Преподаватель носил странную, не удобную в обиходе фамилию Присуха и седоватую эспаньолку, которая прежде была светло-русой, а к тому времени, как обладатель достиг ученой степени, поседела, отчего вид имела то ли выгоревший, то ли запыленный, как и негустая шевелюра, некогда бывшая буйной копной. Вообще при несуразной фамилии внешность доцент Присуха имел совершенно ординарную, если не считать эспаньолки: сероглазый, усталый, костюм носил тоже серый, а сорочку светлую, в частую полоску, и галстук тоже полосатый, но по диагонали, как шлагбаум. Кузнецова, похоже, студентка ответственная, если рискнула взять такую тему, думал руководитель, хотя откуда в ее возрасте понять трагедию Сомса?
Студентка Кузнецова, в свою очередь, слушала, как легко доцент Присуха говорит на языке книги, которую он, пожилой человек, просто не способен понять.
Договорились, что Настя займется библиографией, а встретятся они сразу после Нового года.
…Чтобы перестать думать о сегодняшнем вечере, она сосредоточилась на английском тексте: «…she behaved as if she didn’t care whether she broke her neck or not! What was it she said: “I don't care if I never get home?”».
Зинка чем-то шуршала и шелестела, потом крикнула: «Держи!», и Насте на одеяло упала половинка шоколадной плитки в разорванной фольге.

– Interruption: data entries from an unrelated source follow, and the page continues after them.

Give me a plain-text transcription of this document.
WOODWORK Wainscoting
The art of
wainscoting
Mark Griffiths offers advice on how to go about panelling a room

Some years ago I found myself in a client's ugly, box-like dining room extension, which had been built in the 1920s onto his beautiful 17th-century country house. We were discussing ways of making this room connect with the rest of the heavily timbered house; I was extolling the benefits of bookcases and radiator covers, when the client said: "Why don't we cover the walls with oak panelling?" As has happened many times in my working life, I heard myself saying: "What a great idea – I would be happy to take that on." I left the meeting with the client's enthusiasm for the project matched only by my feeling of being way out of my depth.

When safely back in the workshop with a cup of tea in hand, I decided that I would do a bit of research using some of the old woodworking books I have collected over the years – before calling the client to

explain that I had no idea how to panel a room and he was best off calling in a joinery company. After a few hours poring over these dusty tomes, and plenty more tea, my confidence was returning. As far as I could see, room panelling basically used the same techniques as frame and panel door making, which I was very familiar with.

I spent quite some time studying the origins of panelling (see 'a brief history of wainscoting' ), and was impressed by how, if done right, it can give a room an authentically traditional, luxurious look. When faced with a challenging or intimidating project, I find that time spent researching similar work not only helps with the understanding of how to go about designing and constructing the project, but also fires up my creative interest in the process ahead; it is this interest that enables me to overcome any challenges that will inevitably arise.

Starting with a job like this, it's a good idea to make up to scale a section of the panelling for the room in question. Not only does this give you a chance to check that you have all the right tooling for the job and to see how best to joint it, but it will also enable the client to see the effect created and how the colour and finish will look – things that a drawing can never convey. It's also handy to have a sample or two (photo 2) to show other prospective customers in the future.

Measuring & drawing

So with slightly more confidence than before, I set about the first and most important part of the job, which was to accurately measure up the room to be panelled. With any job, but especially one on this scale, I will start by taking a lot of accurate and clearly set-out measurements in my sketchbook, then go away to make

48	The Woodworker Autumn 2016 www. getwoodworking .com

– Не знаю, чем тебя там угощали, только ты замороженная какая-то, – заметила Зинка. – Он чего себе думает?
Настя перечитала конец фразы: «…she said: “I don’t care if I never get home?”» – и только потом взглянула на подругу:
– Кто?
– Кто, кто… Дед Пихто! Сколько вы уже ходите, два года? А жениться он собирается?
«And I’m not altogether surprised…» – Кто не удивлен, этот Тимоти, или как его там?
– Мы еще ничего не решили, – сдержанно ответила Настя.
– Ну ты даешь, мать! Как дружить в одной кровати, так он решительный, а как расписаться по-людски, так «мы ничего не решили».
Настена откусила коричневый квадратик и прочла еще раз: «I don’t care if I never get home». Отложила книжку в сторону:
– Но ведь вы с Анатолием тоже не расписаны.
– Я последней дурой буду, если Толян мне не сделает предложение! – запальчиво крикнула Зинка. – Вот на Новый год и сделает, посмотришь. Он думает, – Зинка сощурилась, – я так и буду по абортариям мотаться? Так вот же и нет! Первый раз прощается, второй раз запрещается, а я уже три раза там ночевала – спасибо, хватит; четвертого раза не будет.
– А твои… знают уже?
– Родичи? Узнают, когда на свадьбу приглашу. Маманя в каждом письме пишет: «Смотри, Зинка, не гуляй». Будто сами они не гуляли, ёкэлэмэнэ… Надо знать, с кем можно гулять, а с кем нет. У нас в Днепропетровске была одна девчонка, так она начала ходить с одним. Он на шахте работал. Клевый такой парень, многим нравился, даже которым постарше. Способный; дали ему на шахте рекомендацию, чтоб в Москву ехать – поступать в институт. Стал он ходить на какие-то курсы. Он на курсы, а Галька вроде как не у дел, и встречаться почти перестали: то он угля дает – отличник производства, ёкэлэмэнэ, то в институт готовится… Хороший шоколад, скажи?